身寄りがいない老後におけるリスクとして、主に4つの場面が想定されます。

  • 生活に関すること
  • 介護・医療に関すること
  • 葬儀に関すること
  • 相続に関すること

親族や家族のような身寄りがいないまま老後を迎えると、様々な困難やトラブルに見舞われる可能性があります。それぞれのリスクについて、順に詳しく解説していきます。

生活に関すること

身寄りがいない老後の生活において、下記のようなトラブルが想定されます。

  • 体調の変化に気づきにくい
  • 適切な財産管理ができなくなる
  • 詐欺被害に遭う

加齢による体力や判断能力の低下により、思わぬトラブルに見舞われるケースは少なくありません。順に解説していきます。

体調の変化に気づきにくい

同居している家族がいない場合、認知症や体調の変化になかなか気づきにくい恐れがあります。

国土交通省の報告書によると、賃貸住宅における孤独死の原因は、約60%以上が病死と報告しています。これは身寄りがいないために病気の発見が遅れてしまう可能性を示唆しています。

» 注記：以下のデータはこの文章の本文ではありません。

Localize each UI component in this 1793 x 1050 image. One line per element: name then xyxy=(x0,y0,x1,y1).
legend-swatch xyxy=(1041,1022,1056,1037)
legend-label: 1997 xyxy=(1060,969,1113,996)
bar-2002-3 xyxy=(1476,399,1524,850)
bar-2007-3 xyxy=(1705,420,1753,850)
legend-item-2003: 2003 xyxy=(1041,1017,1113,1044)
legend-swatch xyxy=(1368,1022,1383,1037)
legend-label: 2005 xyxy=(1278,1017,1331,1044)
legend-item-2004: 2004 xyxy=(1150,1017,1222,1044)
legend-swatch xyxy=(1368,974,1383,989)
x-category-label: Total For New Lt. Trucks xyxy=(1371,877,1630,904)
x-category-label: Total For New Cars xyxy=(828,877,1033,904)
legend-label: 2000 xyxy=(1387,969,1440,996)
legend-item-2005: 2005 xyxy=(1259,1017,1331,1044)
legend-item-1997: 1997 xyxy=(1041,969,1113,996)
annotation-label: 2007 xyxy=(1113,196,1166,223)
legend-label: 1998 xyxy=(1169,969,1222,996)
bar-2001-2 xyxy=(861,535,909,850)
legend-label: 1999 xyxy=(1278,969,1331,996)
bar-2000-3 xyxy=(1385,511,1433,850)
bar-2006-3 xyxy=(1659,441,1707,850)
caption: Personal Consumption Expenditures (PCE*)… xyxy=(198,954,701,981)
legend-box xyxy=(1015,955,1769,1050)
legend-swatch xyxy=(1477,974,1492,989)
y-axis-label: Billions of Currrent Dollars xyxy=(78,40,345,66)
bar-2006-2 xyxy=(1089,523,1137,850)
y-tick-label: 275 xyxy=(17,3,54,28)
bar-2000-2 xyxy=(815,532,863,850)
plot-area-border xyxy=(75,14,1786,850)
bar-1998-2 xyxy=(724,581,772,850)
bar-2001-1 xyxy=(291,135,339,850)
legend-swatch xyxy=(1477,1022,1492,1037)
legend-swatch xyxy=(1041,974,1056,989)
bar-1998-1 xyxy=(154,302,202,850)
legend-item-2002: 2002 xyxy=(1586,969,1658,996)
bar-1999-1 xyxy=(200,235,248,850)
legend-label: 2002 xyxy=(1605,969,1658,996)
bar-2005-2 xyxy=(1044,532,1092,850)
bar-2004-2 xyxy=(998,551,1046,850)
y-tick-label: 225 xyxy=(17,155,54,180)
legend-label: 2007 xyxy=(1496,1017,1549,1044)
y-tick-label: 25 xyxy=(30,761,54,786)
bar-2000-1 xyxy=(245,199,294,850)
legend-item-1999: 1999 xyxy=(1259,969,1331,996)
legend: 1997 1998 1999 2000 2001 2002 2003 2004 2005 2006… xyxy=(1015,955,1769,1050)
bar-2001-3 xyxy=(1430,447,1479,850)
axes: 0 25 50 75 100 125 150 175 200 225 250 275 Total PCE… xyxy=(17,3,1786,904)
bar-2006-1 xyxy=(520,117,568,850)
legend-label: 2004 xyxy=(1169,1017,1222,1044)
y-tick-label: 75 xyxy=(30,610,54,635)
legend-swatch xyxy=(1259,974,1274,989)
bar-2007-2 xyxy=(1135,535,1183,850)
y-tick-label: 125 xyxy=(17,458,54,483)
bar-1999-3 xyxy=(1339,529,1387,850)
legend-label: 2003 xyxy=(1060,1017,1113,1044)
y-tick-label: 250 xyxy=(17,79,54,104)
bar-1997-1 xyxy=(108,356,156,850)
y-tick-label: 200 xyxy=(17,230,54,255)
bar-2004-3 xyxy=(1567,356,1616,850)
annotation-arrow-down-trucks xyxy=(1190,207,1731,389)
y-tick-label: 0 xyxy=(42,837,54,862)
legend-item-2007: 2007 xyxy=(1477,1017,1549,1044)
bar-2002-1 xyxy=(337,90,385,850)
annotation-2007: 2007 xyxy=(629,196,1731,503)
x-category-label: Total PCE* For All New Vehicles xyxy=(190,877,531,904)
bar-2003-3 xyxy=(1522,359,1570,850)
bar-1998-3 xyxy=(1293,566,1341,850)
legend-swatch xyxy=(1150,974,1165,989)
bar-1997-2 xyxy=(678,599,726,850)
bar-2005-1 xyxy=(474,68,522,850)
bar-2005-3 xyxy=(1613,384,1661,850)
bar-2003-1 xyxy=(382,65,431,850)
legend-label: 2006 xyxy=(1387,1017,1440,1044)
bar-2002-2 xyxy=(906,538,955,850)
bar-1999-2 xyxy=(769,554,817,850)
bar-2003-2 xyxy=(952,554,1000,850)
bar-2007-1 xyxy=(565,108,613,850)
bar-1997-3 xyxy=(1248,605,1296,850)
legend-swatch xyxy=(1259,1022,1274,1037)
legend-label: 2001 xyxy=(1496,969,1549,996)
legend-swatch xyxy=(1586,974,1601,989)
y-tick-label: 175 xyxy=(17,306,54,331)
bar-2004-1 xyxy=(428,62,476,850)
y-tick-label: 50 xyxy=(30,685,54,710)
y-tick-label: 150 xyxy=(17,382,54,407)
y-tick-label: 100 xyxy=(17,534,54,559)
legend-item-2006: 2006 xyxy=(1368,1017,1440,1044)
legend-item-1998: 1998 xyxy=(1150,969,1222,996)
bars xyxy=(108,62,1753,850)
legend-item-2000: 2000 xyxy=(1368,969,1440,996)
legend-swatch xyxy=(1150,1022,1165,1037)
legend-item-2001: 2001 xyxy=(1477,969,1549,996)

その他にも、高齢者の一人暮らしには不規則な食生活や睡眠、喫煙や飲酒により生活習慣病を引き起こすリスクがあります。

参照:国土交通省 [死因別統計データ]

適切な財産管理ができない

加齢に伴い判断能力が低下すると、預貯金の引き出しや株式などの売却に関わる財産管理が困難になる恐れがあります。

成年後見人制度によって、財産管理を4親等内の親族に任せることができます。しかし、身寄りがいない場合は財産を任せる人がいないため、介護サービスを受ける際の契約にも一苦労してしまうことが考えられます。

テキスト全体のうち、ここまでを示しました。